我們不妨統一口徑,就說半路之上,被一個突然出現的神秘人出手救走了。

至於這什麼人究竟是誰,我們大可以一問三不知,從而令他無從查起。

到時就算殿主大發雷霆,在此【擎霜殿】用人之際,我想以你我的身份。

也只不過是被其在氣頭上,多訓幾句難聽的話就是了,既傷不了筋動不了骨。

到時你我在,適時的說上幾句軟話,領一個辦事不利之責,也就過去了,不知枯藤兄意下如何?”

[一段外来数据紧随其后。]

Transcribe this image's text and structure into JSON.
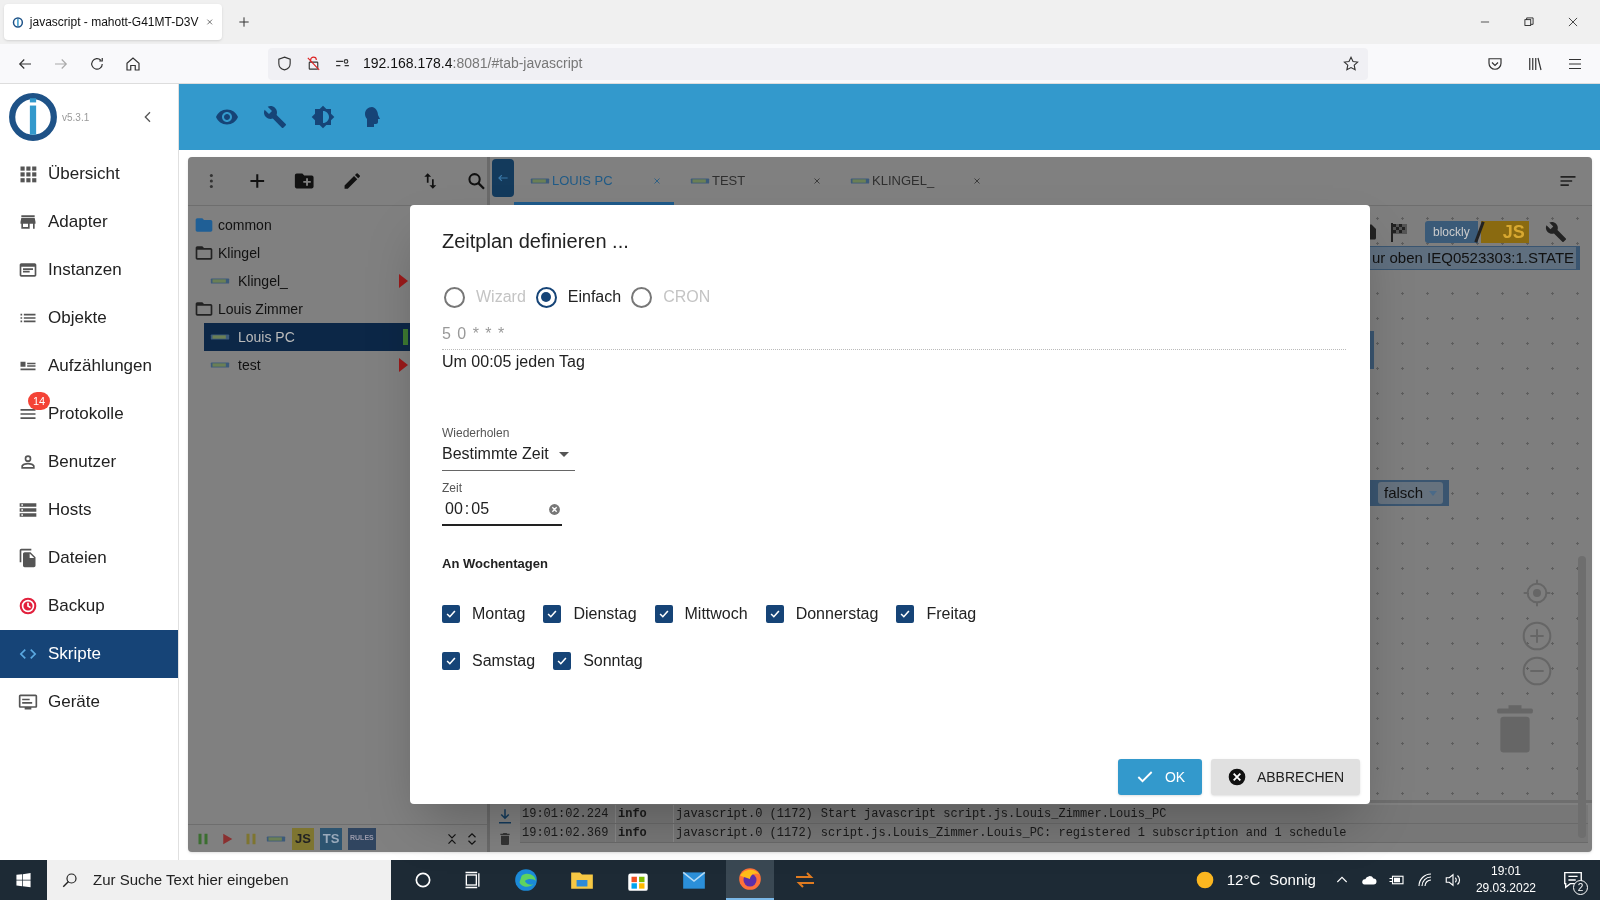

其實如果真的,如司馬星河這樣說,也不失為是一個好的處理方法。

可是當蕭枯滕聽聞,司馬星河所言過後,卻是突然冷笑一聲。

如果說他不知道,這些年來司馬星河,暗地裡幹了多少助紂為虐的事。

他或許會選擇相信司馬星河所言,畢竟此刻的他畢竟說的聲情並茂,更是在情理之中。

只不過不巧的是,自己知道這司馬星河,雖然表面上滿臉剛毅且一心為公。

背地裡卻是一個,心胸狹隘、自私自利、睚眥必報其、吃不得半點虧的人。

此人的話十分只可信三分,如果全都相信,恐怕到最後鬥不知道怎麼死的。

他自己倒無所謂,可是一旦這司馬星河,回去之後與木青城說出實情。

那麼,魏無稜與範天辰就危險了,所以,為了讓兩人不受牽連,他之能按照自己的方式去解決。

“哦?星河兄此話當真,若真是如星河兄所言,那麼,這樣也不失為一個,一舉兩得的好辦法。”

只見蕭枯滕,猛然抬起頭來,一臉笑意的,看著此刻不遠處的司馬星河,語氣之中滿是激動。

司馬星河見他反應如此強烈,眼中瞬間閃過一抹冷芒,隨即大笑道“哈哈,那是自然,那是自然”

而反觀蕭枯滕,在得到他的肯定答覆之後,整個人卻是越發激動。

於是,瞬間一個閃身,來到司馬星河身前,一把抓住了他的手。

司馬星河見此,猛然抬頭,在他看到蕭枯滕嘴角那抹笑意之時,頓時暗呼糟糕。

只不過卻是為時已晚,只因為在蕭枯滕,抓住他雙手之時。

一個血色的六芒星,便已經由蕭枯滕眼中,驟然顯現而出,頃刻間,射入司馬星河眉心正中。

“我草泥馬蕭枯滕,你特麼瘋了不成,特麼的你竟然對老子施展換命數。”

感受到六芒星已然入體,和體內驟然流失的勃勃生機,司馬星河再也無法保持鎮定。

他沒有想到,蕭枯滕竟然如此狠辣,在完全佔優勢的前提下,竟然會對自己施展換命術。

要知道這換命術,顧名思義自然是以命換命,也就是說在司馬星河身死之時。

蕭枯滕也定然是必死無疑,這一做法簡直是另司馬星河無法理解。

“哈哈哈哈哈,司馬星河今日我便讓你看看,我蕭枯滕如何破局。”

就在此時,魏無稜與範天辰兩人,也已被司馬星河的驚呼聲引來。

當他們看到,兩個人的頭髮都已肉眼可見的速度變白之時皆是身軀巨震:“大哥,你這是幹什麼!”

一聲驚呼過後,兩人皆是瞬間淚目,同樣他們也不知道蕭枯滕為何會,選擇施展換命術。

而蕭枯滕對他們二人卻是朗聲一笑:“哈哈,二位賢弟,借隨身佩劍一用。”

話音剛落,便見到蕭枯滕,雙手用力一吸,瞬間將兩人腰間佩劍吸出。

緊接著,魏無稜與範天辰便看到,蕭枯滕操控這他們的佩劍,直接插入了他自己體內。

兩把長劍皆是透體而過,鮮血瞬間飆射而出,而蕭枯滕對此卻是恍然未覺。

因為此刻的他,正靜靜的望著那個,正踉蹌的向他奔來的女子,剎那間,眼中滿是柔情。